Riches are something everyone enjoys. Day in and day out the major preoccupation of the vast majority is how to get more wealth. Their whole existence centers around the accumulation of money, the pursuit of which keeps them racing about and spinning in circles. The Chinese character for money consists of two swords beside gold . The etymological explanation of the character is that men will fight with each other to death over gold. All men bicker over money. Those who know how to use wealth can leap out of the three realms. Those who cannot, find it hard to escape from the karma they create.  There is a gatha, which speaks about this:

Advised to donate to charity, he has no money--he has but won't use it.

But when an accident occurs he will send thousands--which he may not have but somehow gets.

If one mentions joining in a beneficial activity--he 'd go but he's too busy.

Yet on the day he dies and enters the grave despite his business he has to go!

I had a disciple named Kuo P'ei who had a substantial amount of money in the bank but wouldn't part with so much as a hair on his head. He invariably said he didn't even have enough money to support a wife and family and so remained a bachelor. Eventually he developed appendicitis and had an operation, but the attack proved fatal. When he died he couldn't take a bit of his money with him. The only things he took along were his karmic obstacles. Isn't this pitiful and stupid?

Anger is hard to combat. Everyone gets angry. People all have tempers and some even get so mad it kills them. I have often quoted the following gatha for you:

Fish in the water jump about,

People in the world clamor.

Knowing they should perform kind acts

They steel their hearts and continue to make bad karma.

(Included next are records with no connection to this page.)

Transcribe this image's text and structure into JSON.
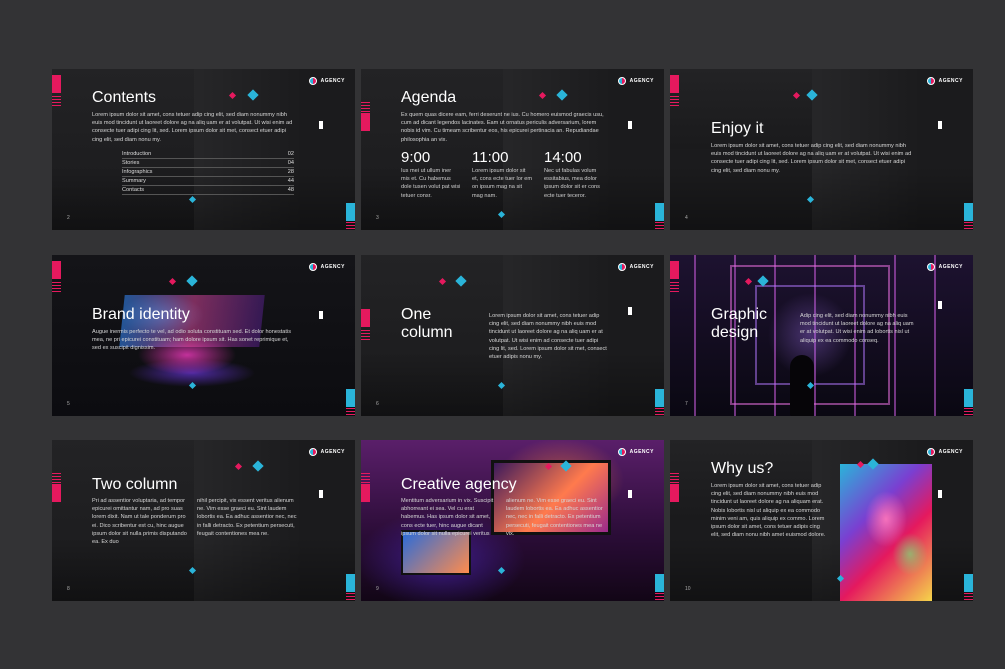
{
  "brand": {
    "logo_text": "AGENCY"
  },
  "colors": {
    "background": "#333335",
    "slide": "#1b1b1d",
    "accent_pink": "#e5195e",
    "accent_blue": "#2ab4d9"
  },
  "slides": [
    {
      "number": "2",
      "title": "Contents",
      "body": "Lorem ipsum dolor sit amet, cons tetuer adip cing elit, sed diam nonummy nibh euis mod tincidunt ut laoreet dolore ag na aliq uam er at volutpat. Ut wisi enim ad consecte tuer adipi cing lit, sed. Lorem ipsum dolor sit met, consect etuer adipi cing elit, sed diam nonu my.",
      "toc": [
        {
          "label": "Introduction",
          "page": "02"
        },
        {
          "label": "Stories",
          "page": "04"
        },
        {
          "label": "Infographics",
          "page": "28"
        },
        {
          "label": "Summary",
          "page": "44"
        },
        {
          "label": "Contacts",
          "page": "48"
        }
      ]
    },
    {
      "number": "3",
      "title": "Agenda",
      "body": "Ex quem quas dicere eam, ferri deserunt ne ius. Cu homero euismod graecis usu, cum ad dicant legendos lacinates. Eam ut ornatus periculis adversarium, lorem nobis id vim. Cu timeam scribentur eos, his epicurei pertinacia an. Repudiandae philosophia an vix.",
      "times": [
        {
          "time": "9:00",
          "text": "Ius mei ut ullum iner mis et. Cu habemus dole tusen volut pat wisi tetuer consr."
        },
        {
          "time": "11:00",
          "text": "Lorem ipsum dolor sit et, cons ecte tuer lor em on ipsum mag na sit mag nam."
        },
        {
          "time": "14:00",
          "text": "Nec ut fabulas volum essitabius, mea dolor ipsum dolor sit er cons ecte tuer teceror."
        }
      ]
    },
    {
      "number": "4",
      "title": "Enjoy it",
      "body": "Lorem ipsum dolor sit amet, cons tetuer adip cing elit, sed diam nonummy nibh euis mod tincidunt ut laoreet dolore ag na aliq uam er at volutpat. Ut wisi enim ad consecte tuer adipi cing lit, sed. Lorem ipsum dolor sit met, consect etuer adipi cing elit, sed diam nonu my."
    },
    {
      "number": "5",
      "title": "Brand identity",
      "body": "Augue inermis perfecto te vel, ad odio soluta constituam sed. Et dolor honestatis mea, ne pri epicurei constituam; ham dolore ipsum sit. Has sonet reprimique et, sed ex suscipit dignissim."
    },
    {
      "number": "6",
      "title_line1": "One",
      "title_line2": "column",
      "body": "Lorem ipsum dolor sit amet, cons tetuer adip cing elit, sed diam nonummy nibh euis mod tincidunt ut laoreet dolore ag na aliq uam er at volutpat. Ut wisi enim ad consecte tuer adipi cing lit, sed. Lorem ipsum dolor sit met, consect etuer adipis nonu my."
    },
    {
      "number": "7",
      "title_line1": "Graphic",
      "title_line2": "design",
      "body": "Adip cing elit, sed diam nonummy nibh euis mod tincidunt ut laoreet dolore ag na aliq uam er at volutpat. Ut wisi enim ad lobortis nisl ut aliquip ex ea commodo conseq."
    },
    {
      "number": "8",
      "title": "Two column",
      "col1": "Pri ad assentior voluptaria, ad tempor epicurei omittantur nam, ad pro suas lorem dixit. Nam ut tale ponderum pro ei. Dico scribentur est cu, hinc augue ipsum dolor sit nulla primis disputando ea. Ex duo",
      "col2": "nihil percipit, vix essent veritus alienum ne. Vim esse graeci eu. Sint laudem lobortis ea. Ea adhuc assentior nec, nec in falli detracto. Ex petentium persecuti, feugait contentiones mea ne."
    },
    {
      "number": "9",
      "title": "Creative agency",
      "col1": "Mentitum adversarium in vix. Suscipit abhorreant ei sea. Vel cu erat habemus. Has ipsum dolor sit amet, cons ecte tuer, hinc augue dicant ipsum dolor sit nulla epicurei veritus",
      "col2": "alienum ne. Vim esse graeci eu. Sint laudem lobortis ea. Ea adhuc assentior nec, nec in falli detracto. Ex petentium persecuti, feugait contentiones mea ne vix."
    },
    {
      "number": "10",
      "title": "Why us?",
      "body": "Lorem ipsum dolor sit amet, cons tetuer adip cing elit, sed diam nonummy nibh euis mod tincidunt ut laoreet dolore ag na aliquam erat. Nobis lobortis nisl ut aliquip ex ea commodo minim veni am, quis aliquip ex commo. Lorem ipsum dolor sit amet, cons tetuer adipis cing elit, sed diam nonu nibh amet euismod dolore."
    }
  ]
}
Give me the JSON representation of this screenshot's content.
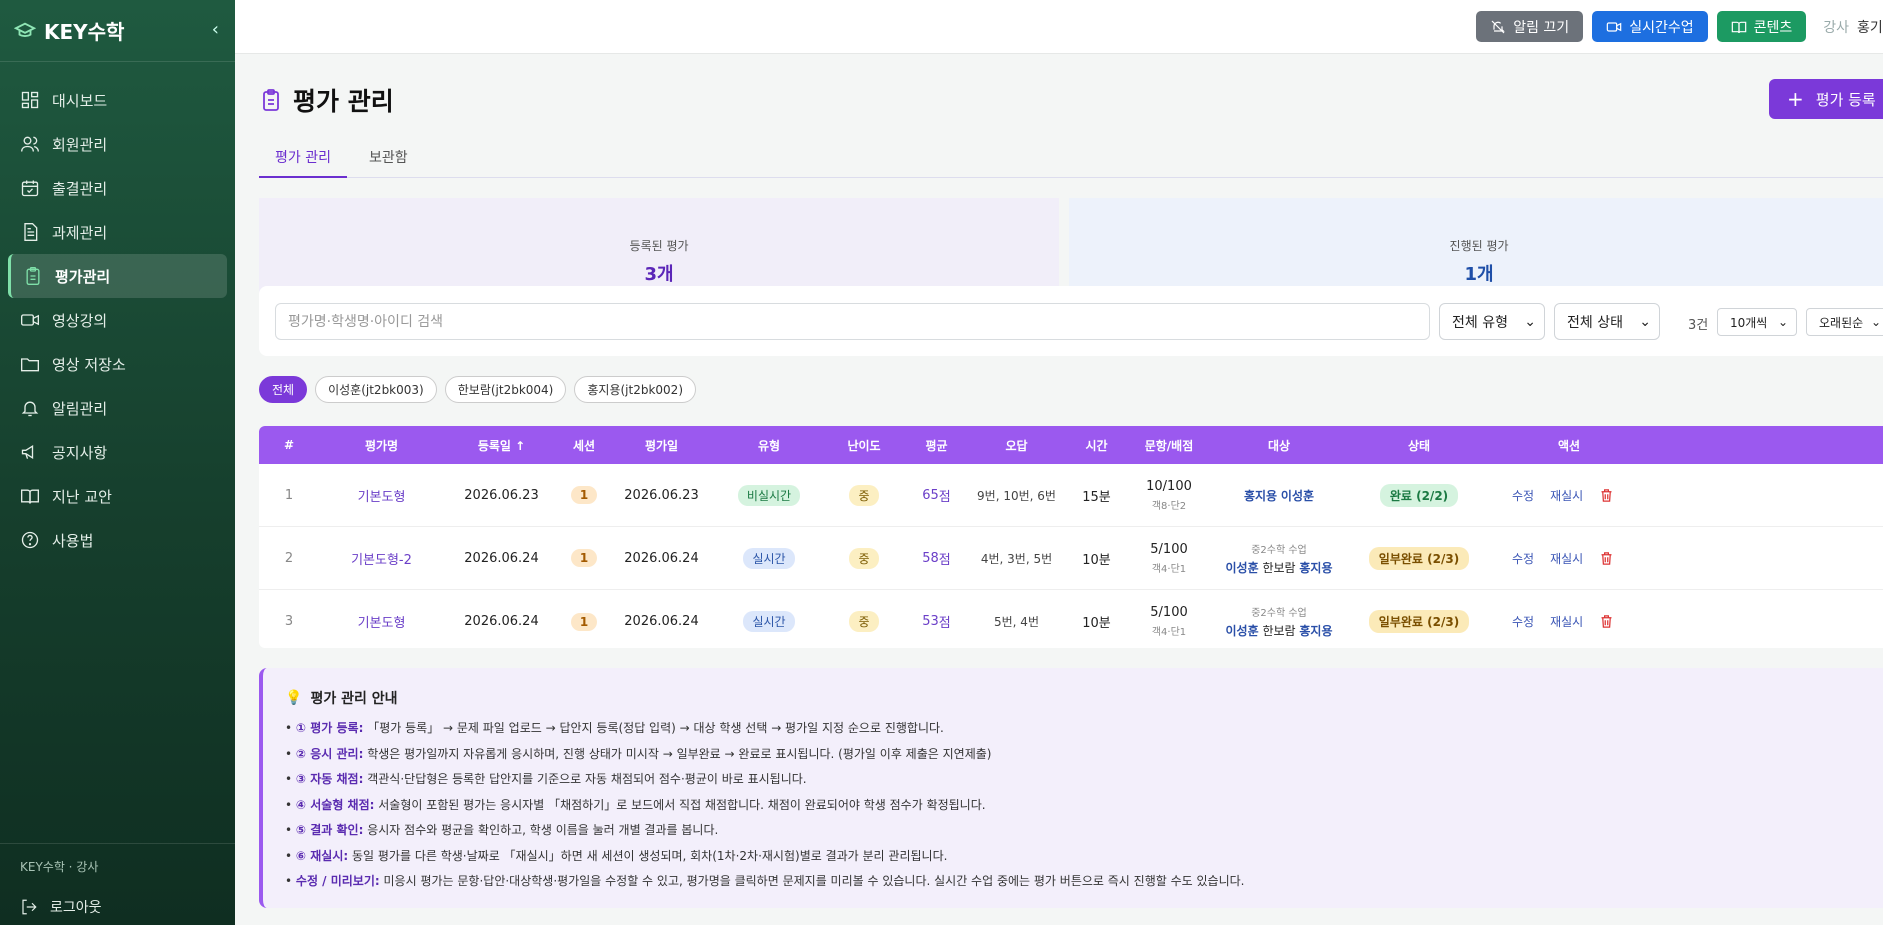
{
  "brand": {
    "name": "KEY수학",
    "collapse_icon": "chevron-left-icon"
  },
  "sidebar": {
    "items": [
      {
        "label": "대시보드",
        "icon": "dashboard-icon"
      },
      {
        "label": "회원관리",
        "icon": "users-icon"
      },
      {
        "label": "출결관리",
        "icon": "calendar-icon"
      },
      {
        "label": "과제관리",
        "icon": "file-icon"
      },
      {
        "label": "평가관리",
        "icon": "clipboard-icon",
        "active": true
      },
      {
        "label": "영상강의",
        "icon": "video-icon"
      },
      {
        "label": "영상 저장소",
        "icon": "folder-icon"
      },
      {
        "label": "알림관리",
        "icon": "bell-icon"
      },
      {
        "label": "공지사항",
        "icon": "megaphone-icon"
      },
      {
        "label": "지난 교안",
        "icon": "book-icon"
      },
      {
        "label": "사용법",
        "icon": "help-icon"
      }
    ],
    "role": "KEY수학 · 강사",
    "logout": "로그아웃"
  },
  "topbar": {
    "mute": "알림 끄기",
    "live": "실시간수업",
    "content": "콘텐츠",
    "role": "강사",
    "user": "홍기"
  },
  "page": {
    "title": "평가 관리",
    "add_button": "평가 등록"
  },
  "tabs": [
    {
      "label": "평가 관리",
      "active": true
    },
    {
      "label": "보관함"
    }
  ],
  "stats": [
    {
      "label": "등록된 평가",
      "value": "3개"
    },
    {
      "label": "진행된 평가",
      "value": "1개"
    }
  ],
  "filters": {
    "search_placeholder": "평가명·학생명·아이디 검색",
    "type": "전체 유형",
    "status": "전체 상태",
    "count": "3건",
    "page_size": "10개씩",
    "sort": "오래된순"
  },
  "chips": [
    "전체",
    "이성훈(jt2bk003)",
    "한보람(jt2bk004)",
    "홍지용(jt2bk002)"
  ],
  "table": {
    "headers": [
      "#",
      "평가명",
      "등록일 ↑",
      "세션",
      "평가일",
      "유형",
      "난이도",
      "평균",
      "오답",
      "시간",
      "문항/배점",
      "대상",
      "상태",
      "액션"
    ],
    "rows": [
      {
        "no": "1",
        "name": "기본도형",
        "reg": "2026.06.23",
        "session": "1",
        "date": "2026.06.23",
        "type": "비실시간",
        "type_color": "green",
        "level": "중",
        "avg": "65",
        "avg_unit": "점",
        "wrong": "9번, 10번, 6번",
        "time": "15분",
        "score": "10/100",
        "score_sub": "객8·단2",
        "target_class": "",
        "target_a": "홍지용",
        "target_b": "",
        "target_c": "이성훈",
        "status": "완료 (2/2)",
        "status_kind": "done",
        "edit": "수정",
        "retest": "재실시"
      },
      {
        "no": "2",
        "name": "기본도형-2",
        "reg": "2026.06.24",
        "session": "1",
        "date": "2026.06.24",
        "type": "실시간",
        "type_color": "blue",
        "level": "중",
        "avg": "58",
        "avg_unit": "점",
        "wrong": "4번, 3번, 5번",
        "time": "10분",
        "score": "5/100",
        "score_sub": "객4·단1",
        "target_class": "중2수학 수업",
        "target_a": "이성훈",
        "target_b": "한보람",
        "target_c": "홍지용",
        "status": "일부완료 (2/3)",
        "status_kind": "partial",
        "edit": "수정",
        "retest": "재실시"
      },
      {
        "no": "3",
        "name": "기본도형",
        "reg": "2026.06.24",
        "session": "1",
        "date": "2026.06.24",
        "type": "실시간",
        "type_color": "blue",
        "level": "중",
        "avg": "53",
        "avg_unit": "점",
        "wrong": "5번, 4번",
        "time": "10분",
        "score": "5/100",
        "score_sub": "객4·단1",
        "target_class": "중2수학 수업",
        "target_a": "이성훈",
        "target_b": "한보람",
        "target_c": "홍지용",
        "status": "일부완료 (2/3)",
        "status_kind": "partial",
        "edit": "수정",
        "retest": "재실시"
      }
    ]
  },
  "guide": {
    "title": "평가 관리 안내",
    "items": [
      {
        "head": "① 평가 등록:",
        "text": "「평가 등록」 → 문제 파일 업로드 → 답안지 등록(정답 입력) → 대상 학생 선택 → 평가일 지정 순으로 진행합니다."
      },
      {
        "head": "② 응시 관리:",
        "text": "학생은 평가일까지 자유롭게 응시하며, 진행 상태가 미시작 → 일부완료 → 완료로 표시됩니다. (평가일 이후 제출은 지연제출)"
      },
      {
        "head": "③ 자동 채점:",
        "text": "객관식·단답형은 등록한 답안지를 기준으로 자동 채점되어 점수·평균이 바로 표시됩니다."
      },
      {
        "head": "④ 서술형 채점:",
        "text": "서술형이 포함된 평가는 응시자별 「채점하기」로 보드에서 직접 채점합니다. 채점이 완료되어야 학생 점수가 확정됩니다."
      },
      {
        "head": "⑤ 결과 확인:",
        "text": "응시자 점수와 평균을 확인하고, 학생 이름을 눌러 개별 결과를 봅니다."
      },
      {
        "head": "⑥ 재실시:",
        "text": "동일 평가를 다른 학생·날짜로 「재실시」하면 새 세션이 생성되며, 회차(1차·2차·재시험)별로 결과가 분리 관리됩니다."
      },
      {
        "head": "수정 / 미리보기:",
        "text": "미응시 평가는 문항·답안·대상학생·평가일을 수정할 수 있고, 평가명을 클릭하면 문제지를 미리볼 수 있습니다. 실시간 수업 중에는 평가 버튼으로 즉시 진행할 수도 있습니다."
      }
    ]
  }
}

Piling up gold and silver high as a mountain,

When they die the whole thing's over;

They go before King Yama empty-handed

Weeping with regret.

Do you remember this poem?

If you have the Selective Dharma Eye you can discriminate very clearly.  Now by being mindful of the Buddha we wish to obtain the Selective Dharma Eye so that we can distinguish the proper path and avoid the wrong road which is surrounded on all four sides by intoxicants, beautiful forms, riches, and anger. This is very important.